La pornographie au service de la théorie

La philosophie sadienne pourrait se résumer à la primauté du physique. Sade va un pas plus loin que les libertins et libres-penseurs du XVIIIe siècle. Niant entièrement l’existence d’un quelconque dieu, il se place dans un monde dominé par la nature, ce qui n’est pas très loin de la pensée de Rousseau, un de ses modèles. Mais Sade refuse d’accorder à l’être humain la première place dans cet univers naturel. Il rejette l’idée que l’homme se trouve au sommet d’une pyramide et nivelle la différence entre les humains et les animaux, insistant donc sur le fait que la nature humaine est de suivre ses instincts physiques où qu’ils mènent, sans compter le coût d’un tel programme. Ces instincts sont considérés « bas » par la grande majorité des philosophes ; Sade réplique qu’étant instinctuels, ils sont à la base de la nature humaine, donc à la base de la moralité, et que les refuser revient à contrecarrer la nature.

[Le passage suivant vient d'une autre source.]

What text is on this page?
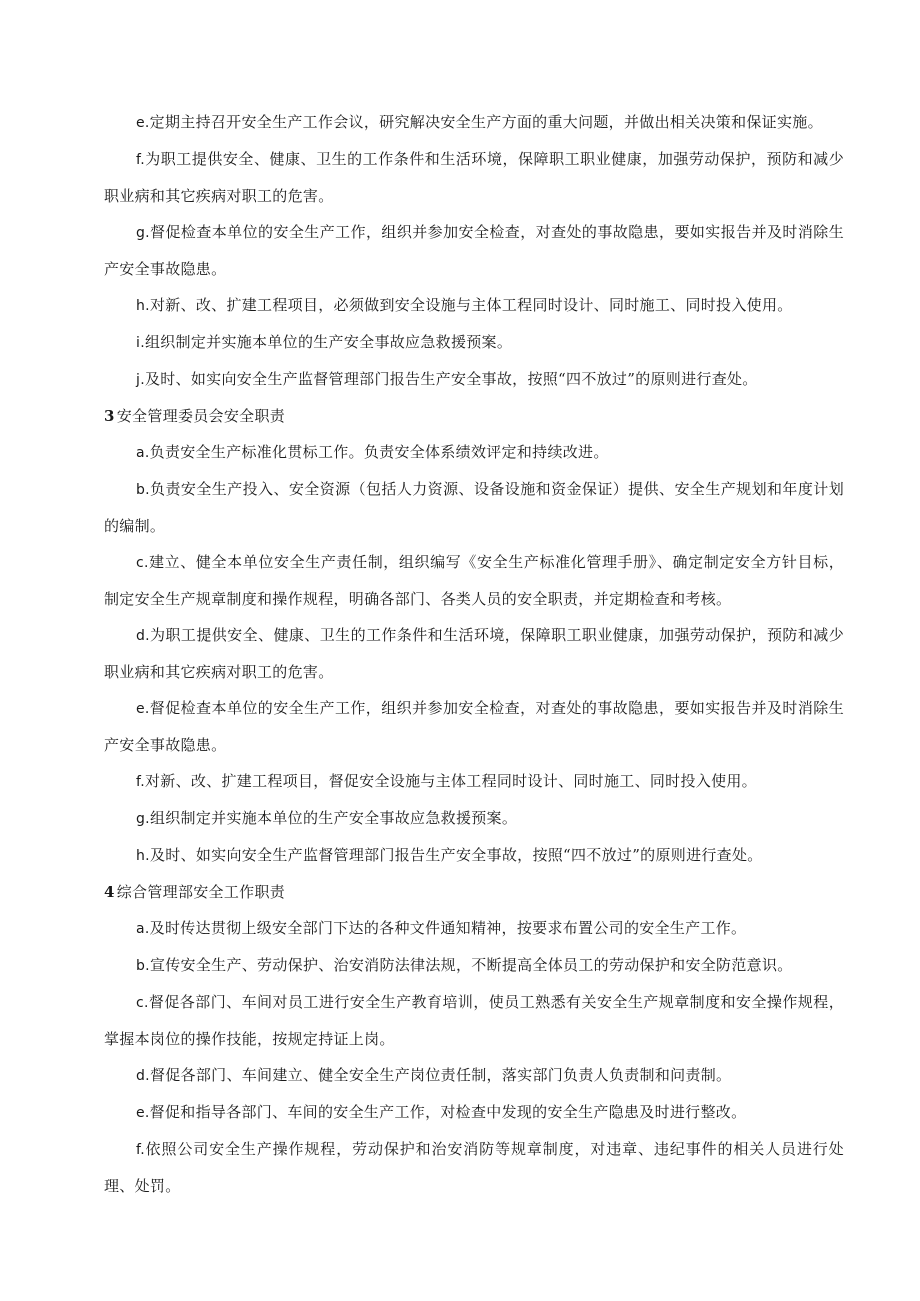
e.定期主持召开安全生产工作会议，研究解决安全生产方面的重大问题，并做出相关决策和保证实施。

f.为职工提供安全、健康、卫生的工作条件和生活环境，保障职工职业健康，加强劳动保护，预防和减少职业病和其它疾病对职工的危害。

g.督促检查本单位的安全生产工作，组织并参加安全检查，对查处的事故隐患，要如实报告并及时消除生产安全事故隐患。

h.对新、改、扩建工程项目，必须做到安全设施与主体工程同时设计、同时施工、同时投入使用。

i.组织制定并实施本单位的生产安全事故应急救援预案。

j.及时、如实向安全生产监督管理部门报告生产安全事故，按照“四不放过”的原则进行查处。

3 安全管理委员会安全职责

a.负责安全生产标准化贯标工作。负责安全体系绩效评定和持续改进。

b.负责安全生产投入、安全资源（包括人力资源、设备设施和资金保证）提供、安全生产规划和年度计划的编制。

c.建立、健全本单位安全生产责任制，组织编写《安全生产标准化管理手册》、确定制定安全方针目标，制定安全生产规章制度和操作规程，明确各部门、各类人员的安全职责，并定期检查和考核。

d.为职工提供安全、健康、卫生的工作条件和生活环境，保障职工职业健康，加强劳动保护，预防和减少职业病和其它疾病对职工的危害。

e.督促检查本单位的安全生产工作，组织并参加安全检查，对查处的事故隐患，要如实报告并及时消除生产安全事故隐患。

f.对新、改、扩建工程项目，督促安全设施与主体工程同时设计、同时施工、同时投入使用。

g.组织制定并实施本单位的生产安全事故应急救援预案。

h.及时、如实向安全生产监督管理部门报告生产安全事故，按照“四不放过”的原则进行查处。

4 综合管理部安全工作职责

a.及时传达贯彻上级安全部门下达的各种文件通知精神，按要求布置公司的安全生产工作。

b.宣传安全生产、劳动保护、治安消防法律法规，不断提高全体员工的劳动保护和安全防范意识。

c.督促各部门、车间对员工进行安全生产教育培训，使员工熟悉有关安全生产规章制度和安全操作规程，掌握本岗位的操作技能，按规定持证上岗。

d.督促各部门、车间建立、健全安全生产岗位责任制，落实部门负责人负责制和问责制。

e.督促和指导各部门、车间的安全生产工作，对检查中发现的安全生产隐患及时进行整改。

f.依照公司安全生产操作规程，劳动保护和治安消防等规章制度，对违章、违纪事件的相关人员进行处理、处罚。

Il n’est donc pas surprenant que l’éducation d’Eugénie débute par l’instruction sexuelle. Sade mêle ses propres fantasmes à sa philosophie, les justifiant par la théorie, proclamant que ses propres plaisirs sont les meilleurs. Son éloge de la sodomie (qui se trouve développé dans plusieurs de ses ouvrages) est la clef de voûte de ce système. Les plaisirs sodomitiques sont condamnés par l’Église pour être par définition stériles ; cette stérilité est une de leurs attractions pour Sade. Il est impossible d’enfanter en pratiquant la sodomie, et il n’y a donc aucune autre raison de s’y adonner que le plaisir.

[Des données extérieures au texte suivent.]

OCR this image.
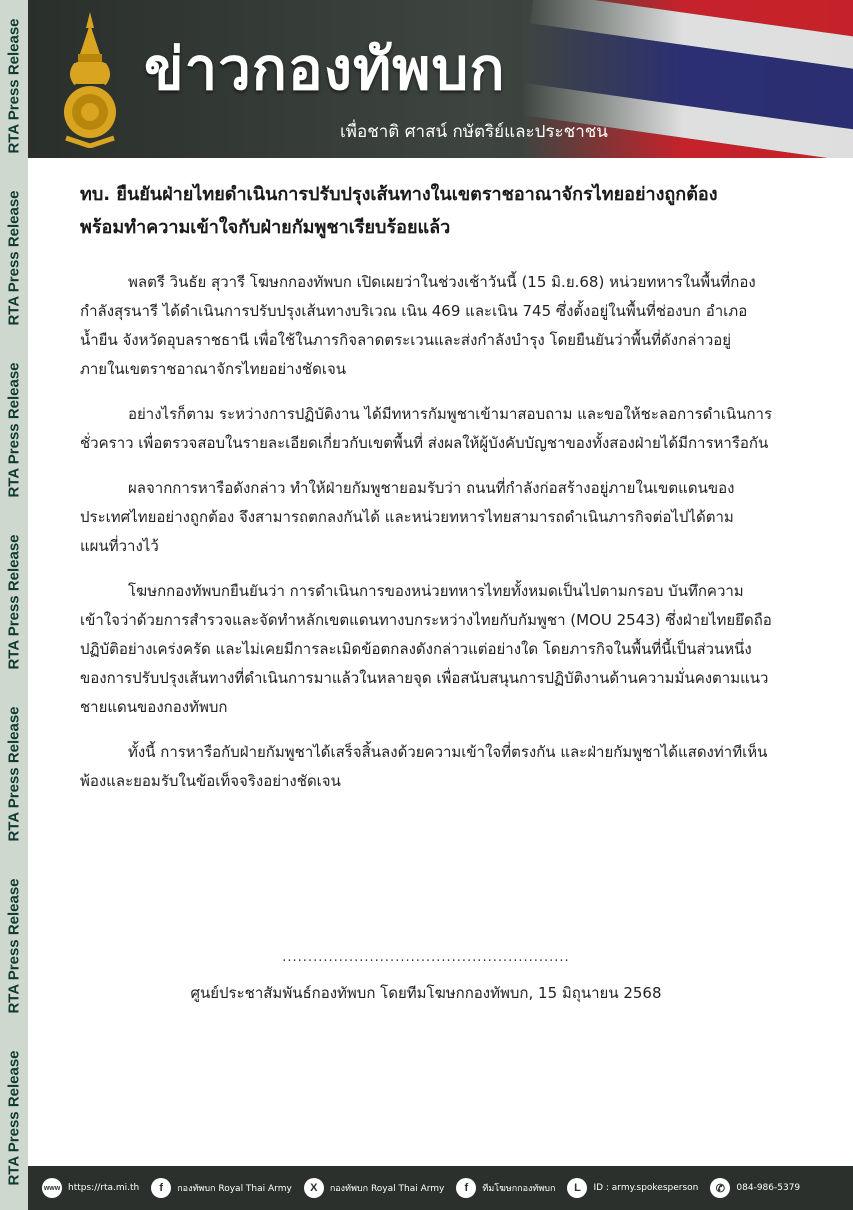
RTA Press Release
RTA Press Release
RTA Press Release
RTA Press Release
RTA Press Release
RTA Press Release
RTA Press Release
ข่าวกองทัพบก
เพื่อชาติ ศาสน์ กษัตริย์และประชาชน
ทบ. ยืนยันฝ่ายไทยดำเนินการปรับปรุงเส้นทางในเขตราชอาณาจักรไทยอย่างถูกต้อง
พร้อมทำความเข้าใจกับฝ่ายกัมพูชาเรียบร้อยแล้ว

พลตรี วินธัย สุวารี โฆษกกองทัพบก เปิดเผยว่าในช่วงเช้าวันนี้ (15 มิ.ย.68) หน่วยทหารในพื้นที่กองกำลังสุรนารี ได้ดำเนินการปรับปรุงเส้นทางบริเวณ เนิน 469 และเนิน 745 ซึ่งตั้งอยู่ในพื้นที่ช่องบก อำเภอน้ำยืน จังหวัดอุบลราชธานี เพื่อใช้ในภารกิจลาดตระเวนและส่งกำลังบำรุง โดยยืนยันว่าพื้นที่ดังกล่าวอยู่ภายในเขตราชอาณาจักรไทยอย่างชัดเจน

อย่างไรก็ตาม ระหว่างการปฏิบัติงาน ได้มีทหารกัมพูชาเข้ามาสอบถาม และขอให้ชะลอการดำเนินการชั่วคราว เพื่อตรวจสอบในรายละเอียดเกี่ยวกับเขตพื้นที่ ส่งผลให้ผู้บังคับบัญชาของทั้งสองฝ่ายได้มีการหารือกัน

ผลจากการหารือดังกล่าว ทำให้ฝ่ายกัมพูชายอมรับว่า ถนนที่กำลังก่อสร้างอยู่ภายในเขตแดนของประเทศไทยอย่างถูกต้อง จึงสามารถตกลงกันได้ และหน่วยทหารไทยสามารถดำเนินภารกิจต่อไปได้ตามแผนที่วางไว้

โฆษกกองทัพบกยืนยันว่า การดำเนินการของหน่วยทหารไทยทั้งหมดเป็นไปตามกรอบ บันทึกความเข้าใจว่าด้วยการสำรวจและจัดทำหลักเขตแดนทางบกระหว่างไทยกับกัมพูชา (MOU 2543) ซึ่งฝ่ายไทยยึดถือปฏิบัติอย่างเคร่งครัด และไม่เคยมีการละเมิดข้อตกลงดังกล่าวแต่อย่างใด โดยภารกิจในพื้นที่นี้เป็นส่วนหนึ่งของการปรับปรุงเส้นทางที่ดำเนินการมาแล้วในหลายจุด เพื่อสนับสนุนการปฏิบัติงานด้านความมั่นคงตามแนวชายแดนของกองทัพบก

ทั้งนี้ การหารือกับฝ่ายกัมพูชาได้เสร็จสิ้นลงด้วยความเข้าใจที่ตรงกัน และฝ่ายกัมพูชาได้แสดงท่าทีเห็นพ้องและยอมรับในข้อเท็จจริงอย่างชัดเจน

........................................................
ศูนย์ประชาสัมพันธ์กองทัพบก โดยทีมโฆษกกองทัพบก, 15 มิถุนายน 2568
www https://rta.mi.th	f	กองทัพบก Royal Thai Army	X	กองทัพบก Royal Thai Army	f	ทีมโฆษกกองทัพบก	L	ID : army.spokesperson	✆	084-986-5379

Selon la morale normative, la sodomie est donc antinaturelle ; selon la morale sadienne, n’étant que plaisir elle est au contraire entièrement naturelle. Notons que selon Sade (dans ses livres, non pas dans sa vie), l’engendrement est entièrement indésirable, et la sodomie est donc le symbole parfait de sa philosophie (distrait par ses propres goûts, Sade semble incapable de contempler la possibilité qu’on puisse ne pas y prendre plaisir).

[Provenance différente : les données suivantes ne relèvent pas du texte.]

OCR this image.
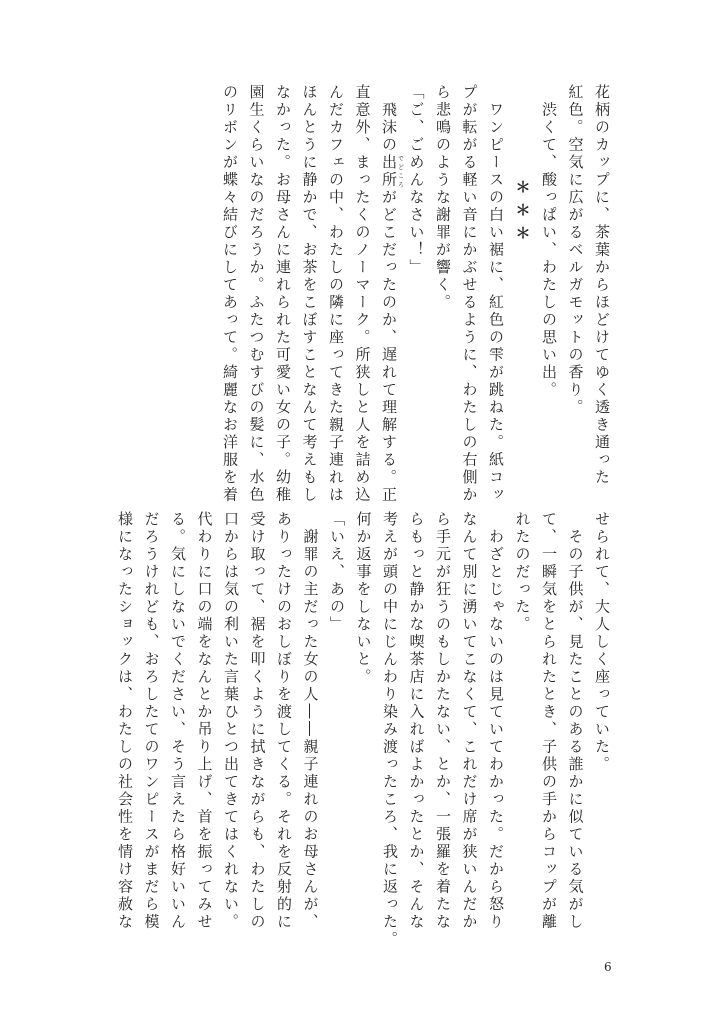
花柄のカップに、茶葉からほどけてゆく透き通った
紅色。空気に広がるベルガモットの香り。
　渋くて、酸っぱい、わたしの思い出。
＊＊＊
　ワンピースの白い裾に、紅色の雫が跳ねた。紙コッ
プが転がる軽い音にかぶせるように、わたしの右側か
ら悲鳴のような謝罪が響く。
「ご、ごめんなさい！」
　飛沫の出所でどころがどこだったのか、遅れて理解する。正
直意外、まったくのノーマーク。所狭しと人を詰め込
んだカフェの中、わたしの隣に座ってきた親子連れは
ほんとうに静かで、お茶をこぼすことなんて考えもし
なかった。お母さんに連れられた可愛い女の子。幼稚
園生くらいなのだろうか。ふたつむすびの髪に、水色
のリボンが蝶々結びにしてあって。綺麗なお洋服を着
せられて、大人しく座っていた。
　その子供が、見たことのある誰かに似ている気がし
て、一瞬気をとられたとき、子供の手からコップが離
れたのだった。
　わざとじゃないのは見ていてわかった。だから怒り
なんて別に湧いてこなくて、これだけ席が狭いんだか
ら手元が狂うのもしかたない、とか、一張羅を着たな
らもっと静かな喫茶店に入ればよかったとか、そんな
考えが頭の中にじんわり染み渡ったころ、我に返った。
何か返事をしないと。
「いえ、あの」
　謝罪の主だった女の人――親子連れのお母さんが、
ありったけのおしぼりを渡してくる。それを反射的に
受け取って、裾を叩くように拭きながらも、わたしの
口からは気の利いた言葉ひとつ出てきてはくれない。
代わりに口の端をなんとか吊り上げ、首を振ってみせ
る。気にしないでください、そう言えたら格好いいん
だろうけれども、おろしたてのワンピースがまだら模
様になったショックは、わたしの社会性を情け容赦な
6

Ce que prêche Sade est l’épanouissement total du soi, un soi qui inclut ce que d’autres considèrent comme « la nature animale », aux dépens de toute autre considération. Le monde peut donc être vu comme un terrain de bataille. Cette totalité de Sade est la marque de son extrémisme : partant des philosophes des Lumières, tel Rousseau, il pousse les idées libertines jusqu’à une conclusion logique. Ainsi il peut justifier dans La philosophie le crime, le viol, la pédophilie, le meurtre, tout en abominant la peine de mort, à partir de bases philosophiques certaines. Cet extrémisme se reflète dans ses fantasmes : ces verges aux proportions physiquement impossibles, ces arrangements de corps qui semblent défier la géométrie, et le goût pour la violence. Le plus curieux est sans doute l’obsession de Sade pour l’ordre : dans le monde anarchique qu’il décrit, ses libertins insistent pour que tous les plaisirs soient discutés et arrangés à l’avance : « Mettons, s’il vous plaît, un peu d’ordre à ces orgies, il en faut même au sein du délire et de l’infamie » dit Mme de Saint-Ange. Sade ne peut s’évader du monde rangé du XVIIIe siècle. Nous voyons ici percer la personnalité du marquis : l’histoire nous apprend que de tels arrangements étaient une partie essentielle de ses propres orgies, ce qui explique leur apparition dans tous ses écrits pornographiques. Sade ne relève jamais la contradiction entre un tel ordre et l’anarchie qu’il préconise.

Metteur en scène de vocation (il passera le plus clair de son temps à l’asile de Charenton à monter des pièces, tel qu’il le faisait chez lui lorsqu’il était en liberté), il ne peut se passer d’arranger ses personnages comme il le ferait des êtres réels.